Internacional
A realista acolhida de venezuelanos pela Colômbia
Oferta de permissão de residência por dez anos a refugiados é ato de realismo político de Iván Duque. E algo que só pode se concretizar com apoio dos colombianos e da comunidade internacional, opina José Ospina-Valencia
O chefe de Estado da Colômbia, Iván Duque, tem a reputação de presidir seu país, mas não de governá-lo. Mas agora – finalmente – ele agarrou o touro pelos chifres e enfrentou o maior desafio da região no momento: a chegada à Colômbia de quase 2 milhões de venezuelanos que escaparam – e seguem fugindo – da crueldade e desumanidade da ditadura de Nicolás Maduro e suas Forças Armadas.
O presidente colombiano finalmente caiu na real depois de profetizar, em fevereiro de 2019, que o regime de Maduro logo cairia; de promover um inoperante “cerco diplomático” que só impediu a urgente e indispensável assistência consular a migrantes e refugiados em quase toda a América Latina; e de ter afirmado que excluiria os venezuelanos irregulares no país da vacinação contra o coronavírus – algo sem qualquer lógica ou compaixão.
O anúncio da regularização por decreto dos venezuelanos que entraram no país antes de 31 de janeiro de 2021 é um golpe libertador de Iván Duque que pode, com efeito, fazer a diferença em sua gestão. Libertador porque as correntes às quais está amarrado em seu partido no governo são fortes: enquanto Duque fala de solidariedade com o povo venezuelano na mídia internacional, figuras importantes de seu próprio partido, o Centro Democrático, usam o termo “vândalos” para rotular os venezuelanos de ajudantes úteis aos violentos protestos populares de 2019 e 2020.
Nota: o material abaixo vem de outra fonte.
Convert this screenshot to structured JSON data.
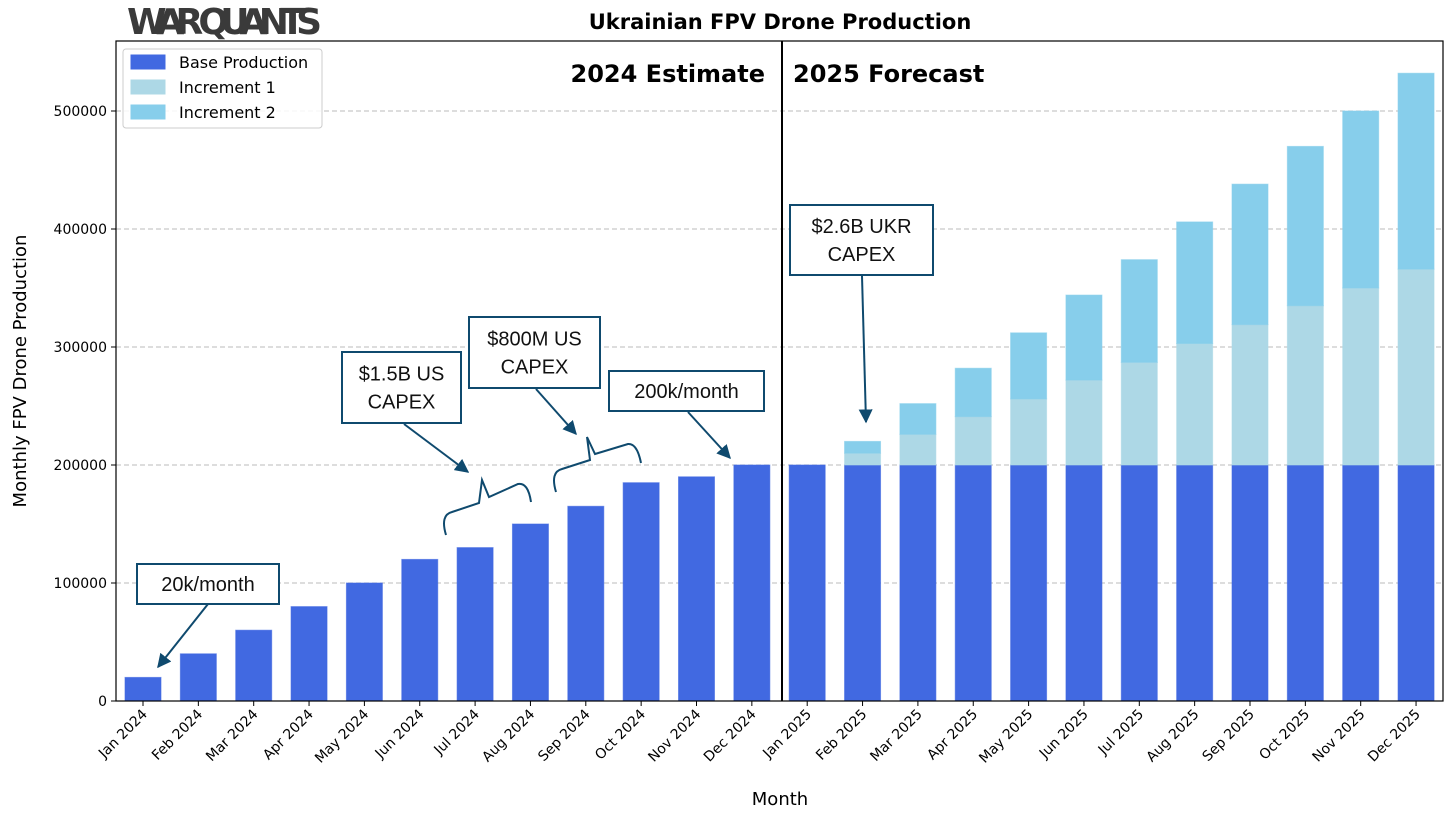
{
  "logo": "WAR QUANTS",
  "chart_data": {
    "type": "bar",
    "stacked": true,
    "title": "Ukrainian FPV Drone Production",
    "xlabel": "Month",
    "ylabel": "Monthly FPV Drone Production",
    "ylim": [
      0,
      560000
    ],
    "yticks": [
      0,
      100000,
      200000,
      300000,
      400000,
      500000
    ],
    "grid": "y-dashed",
    "legend_position": "top-left",
    "categories": [
      "Jan 2024",
      "Feb 2024",
      "Mar 2024",
      "Apr 2024",
      "May 2024",
      "Jun 2024",
      "Jul 2024",
      "Aug 2024",
      "Sep 2024",
      "Oct 2024",
      "Nov 2024",
      "Dec 2024",
      "Jan 2025",
      "Feb 2025",
      "Mar 2025",
      "Apr 2025",
      "May 2025",
      "Jun 2025",
      "Jul 2025",
      "Aug 2025",
      "Sep 2025",
      "Oct 2025",
      "Nov 2025",
      "Dec 2025"
    ],
    "series": [
      {
        "name": "Base Production",
        "color": "#4169e1",
        "values": [
          20000,
          40000,
          60000,
          80000,
          100000,
          120000,
          130000,
          150000,
          165000,
          185000,
          190000,
          200000,
          200000,
          200000,
          200000,
          200000,
          200000,
          200000,
          200000,
          200000,
          200000,
          200000,
          200000,
          200000
        ]
      },
      {
        "name": "Increment 1",
        "color": "#add8e6",
        "values": [
          0,
          0,
          0,
          0,
          0,
          0,
          0,
          0,
          0,
          0,
          0,
          0,
          0,
          10000,
          26000,
          41000,
          56000,
          72000,
          87000,
          103000,
          119000,
          135000,
          150000,
          166000
        ]
      },
      {
        "name": "Increment 2",
        "color": "#87ceeb",
        "values": [
          0,
          0,
          0,
          0,
          0,
          0,
          0,
          0,
          0,
          0,
          0,
          0,
          0,
          10000,
          26000,
          41000,
          56000,
          72000,
          87000,
          103000,
          119000,
          135000,
          150000,
          166000
        ]
      }
    ],
    "regions": [
      {
        "label": "2024 Estimate"
      },
      {
        "label": "2025 Forecast"
      }
    ],
    "annotations": [
      {
        "lines": [
          "20k/month"
        ],
        "target": "Jan 2024"
      },
      {
        "lines": [
          "$1.5B US",
          "CAPEX"
        ],
        "target": "Jul 2024"
      },
      {
        "lines": [
          "$800M US",
          "CAPEX"
        ],
        "target": "Sep 2024"
      },
      {
        "lines": [
          "200k/month"
        ],
        "target": "Dec 2024"
      },
      {
        "lines": [
          "$2.6B UKR",
          "CAPEX"
        ],
        "target": "Feb 2025"
      }
    ]
  }
}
Assim, partes de seu próprio governo têm promovido a xenofobia. Uma arma perversa, que, por outro lado, é usada por figuras da ultraesquerda que simpatizam com o regime do país vizinho e que não demoraram para espalhar a notícia falsa de que a pretensa intenção de Duque seria angariar eleitores, quando a verdade é que os venezuelanos NÃO receberão nacionalidade, e sim uma permissão de residência por dez anos.
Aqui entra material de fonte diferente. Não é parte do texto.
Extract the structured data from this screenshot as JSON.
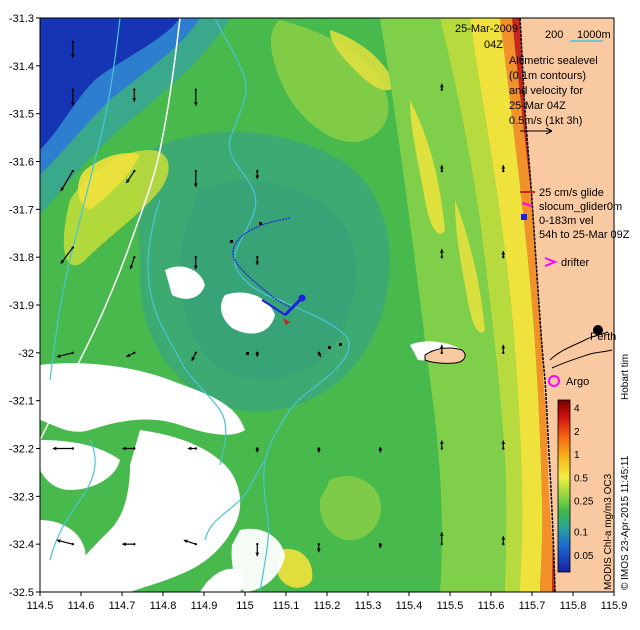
{
  "title": {
    "date": "25-Mar-2009",
    "time": "04Z"
  },
  "depth_legend": {
    "label_200": "200",
    "label_1000": "1000m"
  },
  "altimetry_note": {
    "line1": "Altimetric sealevel",
    "line2": "(0.1m contours)",
    "line3": "and velocity for",
    "line4": "25-Mar 04Z",
    "line5": "0.5m/s (1kt 3h)"
  },
  "glider_legend": {
    "line1": "25 cm/s glide",
    "line2": "slocum_glider0m",
    "line3": "0-183m vel",
    "line4": "54h to 25-Mar 09Z"
  },
  "drifter_label": "drifter",
  "argo_label": "Argo",
  "city_label": "Perth",
  "hobart_label": "Hobart tim",
  "colorbar": {
    "title": "MODIS Chl-a mg/m3 OC3",
    "ticks": [
      "4",
      "2",
      "1",
      "0.5",
      "0.25",
      "0.1",
      "0.05"
    ],
    "tick_values": [
      4,
      2,
      1,
      0.5,
      0.25,
      0.1,
      0.05
    ],
    "range": [
      0.03,
      5
    ]
  },
  "credit": "© IMOS 23-Apr-2015 11:45:11",
  "axes": {
    "x_ticks": [
      "114.5",
      "114.6",
      "114.7",
      "114.8",
      "114.9",
      "115",
      "115.1",
      "115.2",
      "115.3",
      "115.4",
      "115.5",
      "115.6",
      "115.7",
      "115.8",
      "115.9"
    ],
    "x_values": [
      114.5,
      114.6,
      114.7,
      114.8,
      114.9,
      115.0,
      115.1,
      115.2,
      115.3,
      115.4,
      115.5,
      115.6,
      115.7,
      115.8,
      115.9
    ],
    "y_ticks": [
      "-31.3",
      "-31.4",
      "-31.5",
      "-31.6",
      "-31.7",
      "-31.8",
      "-31.9",
      "-32",
      "-32.1",
      "-32.2",
      "-32.3",
      "-32.4",
      "-32.5"
    ],
    "y_values": [
      -31.3,
      -31.4,
      -31.5,
      -31.6,
      -31.7,
      -31.8,
      -31.9,
      -32.0,
      -32.1,
      -32.2,
      -32.3,
      -32.4,
      -32.5
    ],
    "xlim": [
      114.5,
      115.9
    ],
    "ylim": [
      -32.5,
      -31.3
    ]
  },
  "colors": {
    "land": "#f9c9a1",
    "deep_blue": "#1535b4",
    "mid_green": "#47b94d",
    "light_green": "#7fcf4a",
    "yellow": "#f3e33c",
    "orange": "#f2902a",
    "red": "#c8271e",
    "cloud": "#ffffff",
    "isobath": "#49c4d6",
    "glider": "#2020e0",
    "drifter": "#ff00ff"
  },
  "velocity_arrows": [
    {
      "lon": 114.58,
      "lat": -31.35,
      "u": 0.0,
      "v": -0.4
    },
    {
      "lon": 114.58,
      "lat": -31.45,
      "u": 0.0,
      "v": -0.4
    },
    {
      "lon": 114.58,
      "lat": -31.62,
      "u": -0.3,
      "v": -0.5
    },
    {
      "lon": 114.58,
      "lat": -31.78,
      "u": -0.3,
      "v": -0.4
    },
    {
      "lon": 114.58,
      "lat": -32.0,
      "u": -0.4,
      "v": -0.1
    },
    {
      "lon": 114.58,
      "lat": -32.2,
      "u": -0.5,
      "v": 0.0
    },
    {
      "lon": 114.58,
      "lat": -32.4,
      "u": -0.4,
      "v": 0.1
    },
    {
      "lon": 114.73,
      "lat": -31.45,
      "u": 0.0,
      "v": -0.3
    },
    {
      "lon": 114.73,
      "lat": -31.62,
      "u": -0.2,
      "v": -0.3
    },
    {
      "lon": 114.73,
      "lat": -31.8,
      "u": -0.1,
      "v": -0.3
    },
    {
      "lon": 114.73,
      "lat": -32.0,
      "u": -0.2,
      "v": -0.1
    },
    {
      "lon": 114.73,
      "lat": -32.2,
      "u": -0.3,
      "v": 0.0
    },
    {
      "lon": 114.73,
      "lat": -32.4,
      "u": -0.3,
      "v": 0.0
    },
    {
      "lon": 114.88,
      "lat": -31.45,
      "u": 0.0,
      "v": -0.4
    },
    {
      "lon": 114.88,
      "lat": -31.62,
      "u": 0.0,
      "v": -0.4
    },
    {
      "lon": 114.88,
      "lat": -31.8,
      "u": 0.0,
      "v": -0.3
    },
    {
      "lon": 114.88,
      "lat": -32.0,
      "u": -0.1,
      "v": -0.2
    },
    {
      "lon": 114.88,
      "lat": -32.2,
      "u": -0.2,
      "v": 0.0
    },
    {
      "lon": 114.88,
      "lat": -32.4,
      "u": -0.3,
      "v": 0.1
    },
    {
      "lon": 115.03,
      "lat": -31.62,
      "u": 0.0,
      "v": -0.2
    },
    {
      "lon": 115.03,
      "lat": -31.8,
      "u": 0.0,
      "v": -0.2
    },
    {
      "lon": 115.03,
      "lat": -32.0,
      "u": 0.0,
      "v": -0.1
    },
    {
      "lon": 115.03,
      "lat": -32.2,
      "u": 0.0,
      "v": -0.1
    },
    {
      "lon": 115.03,
      "lat": -32.4,
      "u": 0.0,
      "v": -0.3
    },
    {
      "lon": 115.18,
      "lat": -32.0,
      "u": 0.05,
      "v": -0.1
    },
    {
      "lon": 115.18,
      "lat": -32.2,
      "u": 0.0,
      "v": -0.1
    },
    {
      "lon": 115.18,
      "lat": -32.4,
      "u": 0.0,
      "v": -0.2
    },
    {
      "lon": 115.33,
      "lat": -32.2,
      "u": 0.0,
      "v": -0.1
    },
    {
      "lon": 115.33,
      "lat": -32.4,
      "u": 0.0,
      "v": -0.1
    },
    {
      "lon": 115.48,
      "lat": -31.45,
      "u": 0.0,
      "v": 0.15
    },
    {
      "lon": 115.48,
      "lat": -31.62,
      "u": 0.0,
      "v": 0.15
    },
    {
      "lon": 115.48,
      "lat": -31.8,
      "u": 0.0,
      "v": 0.2
    },
    {
      "lon": 115.48,
      "lat": -32.0,
      "u": 0.0,
      "v": 0.2
    },
    {
      "lon": 115.48,
      "lat": -32.2,
      "u": 0.0,
      "v": 0.2
    },
    {
      "lon": 115.48,
      "lat": -32.4,
      "u": 0.0,
      "v": 0.3
    },
    {
      "lon": 115.63,
      "lat": -31.62,
      "u": 0.0,
      "v": 0.15
    },
    {
      "lon": 115.63,
      "lat": -31.8,
      "u": 0.0,
      "v": 0.15
    },
    {
      "lon": 115.63,
      "lat": -32.0,
      "u": 0.0,
      "v": 0.2
    },
    {
      "lon": 115.63,
      "lat": -32.2,
      "u": 0.0,
      "v": 0.2
    },
    {
      "lon": 115.63,
      "lat": -32.4,
      "u": 0.0,
      "v": 0.2
    }
  ]
}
O passo de Iván Duque a favor da “imigração legal” se dá em um campo minado, pois em meio aos extremos políticos há também as dúvidas legítimas ou infundadas, as suspeitas e os temores de muitos contribuintes que não entendem esta devoção aos refugiados quando milhões de colombianos não podem pagar estudos universitários dispendiosos ou nem mesmo têm emprego.
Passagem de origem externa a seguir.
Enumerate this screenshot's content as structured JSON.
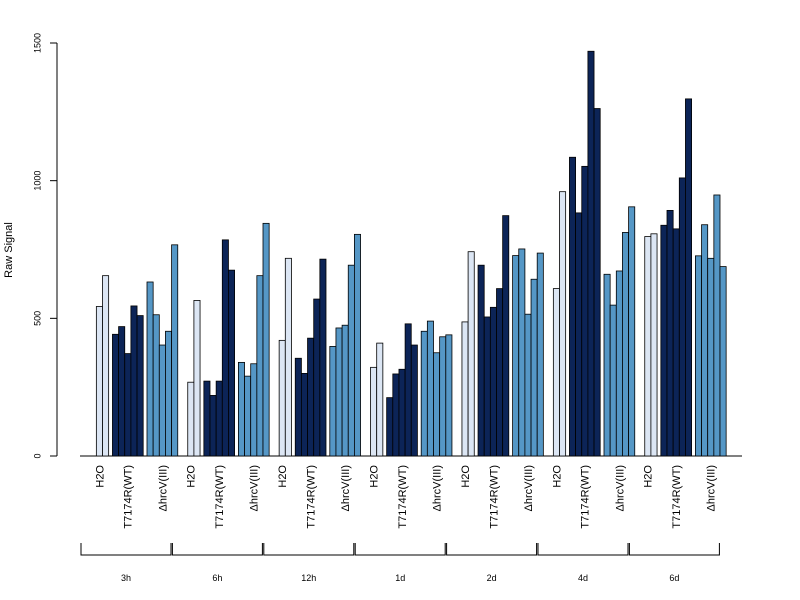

É por isso que o anúncio da regularização dos venezuelanos ainda necessita de um grande programa de oferta de educação e trabalho para cidadãos nacionais e estrangeiros. Isso ajudaria a entender e aceitar melhor que a Colômbia não está apenas obrigada a receber refugiados por conta de tratados humanitários internacionais, mas que a própria migração é uma oportunidade para o país, além de um inestimável ato de solidariedade.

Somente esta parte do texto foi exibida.